In a unique application of the technology, Dambrogio’s team “unfolded” Sennacques’ epistle virtually using X-ray microtomography, which allowed the researchers to circumvent the often damaging process of a manual letter opening. The team’s research was published on Tuesday in the journal Nature Communications.
“I remember a feeling of elation, as in, [oh my god] we finally did it,” said co-author Rebekah Ahrendt, a musicologist at Utrecht University, in an email. “Having worked with this collection for a number of years, the effect of ‘I’m probably the first person reading this since it was written’ has admittedly worn off a bit…That said, this letter is such a wonderful example of the concerns of normal people at this time.”
It’s not known why le Pers never got the letter—given his profession, he may have moved. But the sealed letter remained in the care of the chief postmasters of The Hague, Simone de Brienne, and his wife, Marie Germain. The couple didn’t discard the enclosed familial matter because in those days letters were purchased by recipients, not paid for by their senders. Some postmasters kept unclaimed letters in case someone eventually came along to buy them. The couple in charge of The Hague’s post were either hoarders or resolutely optimistic, because they held onto the letters until they died. Thousands of letters in Brienne and Germain’s charge were preserved in an old trunk, and 600 of them are unopened letterlocked messages; it’s an amazing assemblage of European conversation suspended in time, now called the Brienne Collection. The collection resides at The Hague’s Sound and Vision museum.
Shooting X-rays through the letter penned by Sennacques yielded the spread of iron-rich ink he jotted across each fold in the letter. The X-rays’ intensity were about a third of those used by the same machine for its original purpose—imaging teeth and bones.
“We start with a very high resolution CT scan of the folded letterpacket, basically a 3D x-ray image,” said co-lead author Amanda Ghassaei, the algorithm engineer lead on the project and who previously has worked on simulating the folds in origami, in an email. “From there, our algorithm detects individual layers of paper in the scan and reconstructs the folded geometry. This computational pipeline allows us to observe writing, watermarks, seals, internal folds, and any other information hidden inside the letterpacket without doing any damage to the original artifact.”
But that wasn’t enough.

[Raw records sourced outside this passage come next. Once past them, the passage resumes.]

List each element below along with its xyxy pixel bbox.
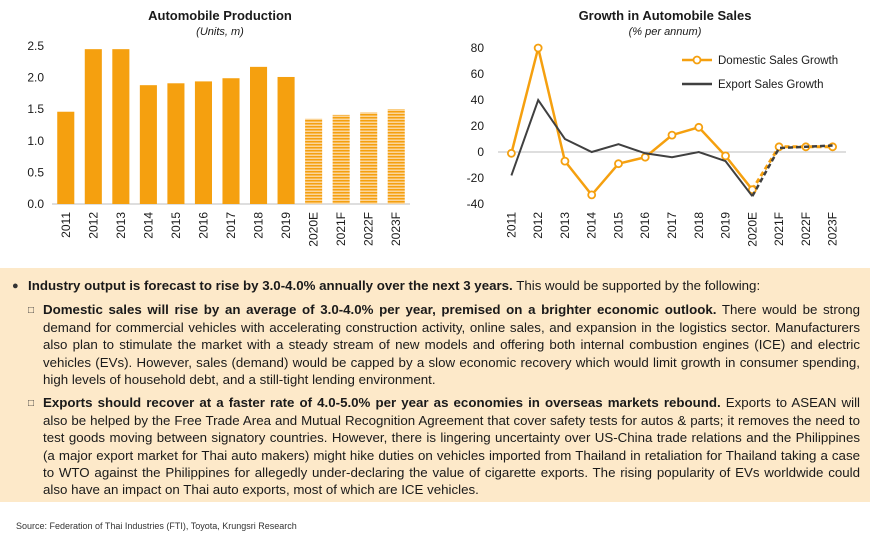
x-tick-label: 2014: [585, 212, 599, 239]
bar: [250, 66, 268, 204]
bar: [84, 49, 102, 204]
summary-main-bold: Industry output is forecast to rise by 3…: [28, 278, 513, 293]
bar: [277, 76, 295, 204]
data-point: [667, 130, 677, 140]
bullet-square-icon: □: [28, 305, 35, 317]
x-tick-label: 2018: [252, 212, 266, 239]
data-point: [721, 151, 730, 161]
data-point: [640, 152, 650, 162]
domestic-point-bold: Domestic sales will rise by an average o…: [43, 302, 717, 318]
x-tick-label: 2018: [692, 212, 706, 239]
data-point: [694, 122, 704, 132]
sales-growth-line-chart: -40 -20 0 20 40 60 80 2011 2012 2013 2014 2015 2016 2…: [467, 41, 846, 247]
y-tick-label: -40: [467, 197, 485, 211]
x-tick-label: 2014: [141, 212, 155, 239]
data-point: [533, 43, 543, 53]
x-tick-label: 2019: [279, 212, 293, 239]
x-tick-label: 2023F: [389, 212, 403, 246]
forecast-bar: [387, 109, 405, 204]
x-tick-label: 2021F: [772, 212, 786, 246]
y-tick-label: 20: [471, 119, 485, 133]
summary-box: ● Industry output is forecast to rise by…: [0, 268, 870, 502]
sales-growth-chart-title: Growth in Automobile Sales: [578, 8, 752, 23]
x-tick-label: 2017: [665, 212, 679, 239]
series-line: [510, 97, 754, 197]
y-tick-label: 2.0: [27, 71, 44, 85]
x-tick-label: 2019: [719, 212, 733, 239]
x-tick-label: 2020E: [307, 212, 321, 247]
summary-point-exports: □ Exports should recover at a faster rat…: [28, 394, 860, 498]
y-tick-label: 40: [471, 93, 485, 107]
production-chart-title: Automobile Production: [148, 8, 292, 23]
x-tick-label: 2011: [504, 212, 518, 238]
y-tick-label: 2.5: [27, 39, 44, 53]
bar: [194, 81, 212, 204]
exports-point-text: Exports to ASEAN will also be helped by …: [43, 395, 861, 498]
y-tick-label: 1.0: [27, 134, 44, 148]
production-chart-subtitle: (Units, m): [196, 26, 244, 38]
bar: [139, 85, 157, 204]
y-tick-label: 60: [471, 67, 485, 81]
y-tick-label: 80: [471, 41, 485, 55]
x-tick-label: 2021F: [334, 212, 348, 246]
x-tick-label: 2017: [224, 212, 238, 239]
x-tick-label: 2011: [59, 212, 73, 238]
data-point: [560, 156, 570, 166]
y-tick-label: 0.5: [27, 165, 44, 179]
forecast-bar: [305, 118, 323, 204]
domestic-point-text: There would be strong demand for commerc…: [43, 302, 860, 388]
sales-growth-chart-subtitle: (% per annum): [628, 26, 702, 38]
data-point: [506, 148, 516, 158]
x-tick-label: 2016: [638, 212, 652, 239]
y-tick-label: 0: [477, 145, 484, 159]
exports-point-bold: Exports should recover at a faster rate …: [43, 395, 721, 411]
x-tick-label: 2012: [531, 212, 545, 239]
bullet-square-icon: □: [28, 398, 35, 410]
x-tick-label: 2023F: [826, 212, 840, 246]
series-forecast-line: [751, 144, 833, 197]
data-point: [587, 190, 597, 200]
bullet-dot-icon: ●: [12, 280, 19, 292]
forecast-bar: [332, 114, 350, 204]
summary-point-domestic: □ Domestic sales will rise by an average…: [28, 301, 860, 388]
legend-label: Domestic Sales Growth: [718, 55, 838, 67]
bar: [112, 49, 130, 204]
summary-main-text: This would be supported by the following…: [512, 278, 761, 293]
data-point: [614, 159, 623, 169]
x-tick-label: 2022F: [799, 212, 813, 246]
legend-label: Export Sales Growth: [718, 79, 823, 91]
y-tick-label: -20: [467, 171, 485, 185]
forecast-bar: [360, 112, 378, 204]
x-tick-label: 2020E: [745, 212, 759, 247]
x-tick-label: 2022F: [362, 212, 376, 246]
series-forecast-line: [751, 145, 833, 191]
bar: [222, 78, 240, 204]
x-tick-label: 2013: [558, 212, 572, 239]
y-tick-label: 1.5: [27, 102, 44, 116]
data-point: [747, 185, 757, 195]
x-tick-label: 2012: [86, 212, 100, 239]
x-tick-label: 2015: [611, 212, 625, 239]
y-tick-label: 0.0: [27, 197, 44, 211]
bar: [57, 111, 75, 204]
series-line: [510, 47, 754, 197]
summary-main-point: ● Industry output is forecast to rise by…: [12, 277, 860, 295]
bar: [167, 83, 185, 204]
production-bar-chart: 0.0 0.5 1.0 1.5 2.0 2.5 2011 2012 2013 2014 2015 20…: [27, 39, 410, 247]
source-note: Source: Federation of Thai Industries (F…: [16, 521, 297, 531]
x-tick-label: 2015: [169, 212, 183, 239]
x-tick-label: 2016: [196, 212, 210, 239]
x-tick-label: 2013: [114, 212, 128, 239]
legend-marker: [692, 55, 702, 65]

The team also had to decrypt the folded letter, understanding which characters fell where in the unfolded version. To do this, they employed a computational flattening script, to deconstruct the letter without touching it. Though an imperceptible jumble of characters from the outside, sheathed in the khaki paper, the research team was able to extract the message without issue.

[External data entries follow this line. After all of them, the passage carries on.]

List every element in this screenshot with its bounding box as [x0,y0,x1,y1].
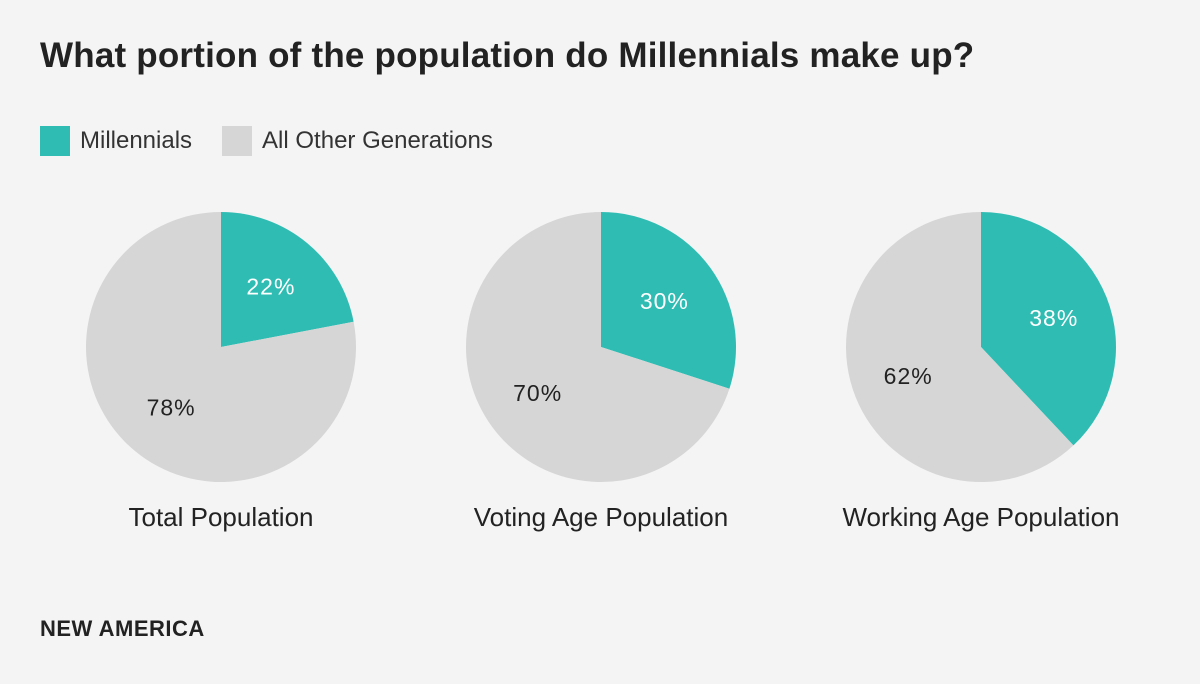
pie-chart-caption: Total Population [128,502,313,532]
pie-slice-label: 22% [246,274,295,300]
legend-item-millennials: Millennials [40,126,192,156]
pie-chart-caption: Voting Age Population [474,502,728,532]
chart-title: What portion of the population do Millen… [40,36,975,75]
pie-slice-label: 30% [640,288,689,314]
legend-swatch-other [222,126,253,156]
pie-slice-other [845,212,1074,483]
brand-logo-text: NEW AMERICA [40,616,205,641]
pie-chart-2: 30% 70% Voting Age Population [466,212,736,532]
pie-chart-1: 22% 78% Total Population [85,212,356,532]
pie-slice-millennials [601,212,736,389]
legend: Millennials All Other Generations [40,126,523,156]
pie-chart-3: 38% 62% Working Age Population [842,212,1120,532]
legend-label-other: All Other Generations [262,127,493,154]
pie-slice-other [466,212,730,483]
pie-slice-millennials [981,212,1116,446]
legend-item-other: All Other Generations [222,126,493,156]
pie-slice-other [85,212,356,482]
pie-slice-label: 62% [884,363,933,389]
pie-slice-label: 78% [147,394,196,420]
legend-label-millennials: Millennials [80,127,193,154]
pie-slice-label: 70% [513,380,562,406]
pie-chart-caption: Working Age Population [842,502,1119,532]
legend-swatch-millennials [40,126,70,156]
pie-slice-label: 38% [1029,305,1078,331]
pie-slice-millennials [221,212,354,347]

The research team didn’t describe any of the folded layout of Sennacques’ letter in code; the algorithm did the heavy geometrical lift.
“The message and intricate internal mechanics of these letters are only known to us because they have been virtually reconstructed,” said co-author Holly Jackson, an undergraduate at MIT and an algorithm engineer on the project. “Our methods are fully automatic, unbiased to scan orientation, and require no prior knowledge about a letterpacket’s folded geometry.”
So, to author the new paper, the team used X-rays to detect the layout of ink on a piece of centuries-old paper, they built and deployed an algorithm to unfold that paper virtually, and they described the contents of that letter alongside a complex dictionary for the diverse techniques of letterlocking as a greater practice in days before envelopes. Essentially, the work was threefold.
The sum of these efforts is a clear-cut plan of attack for the roughly 600 letterlocked items that remain in the chest. The qualms of cousins, marital disputes, state secrets—who knows?
It’s as close as history can get to holding its breath.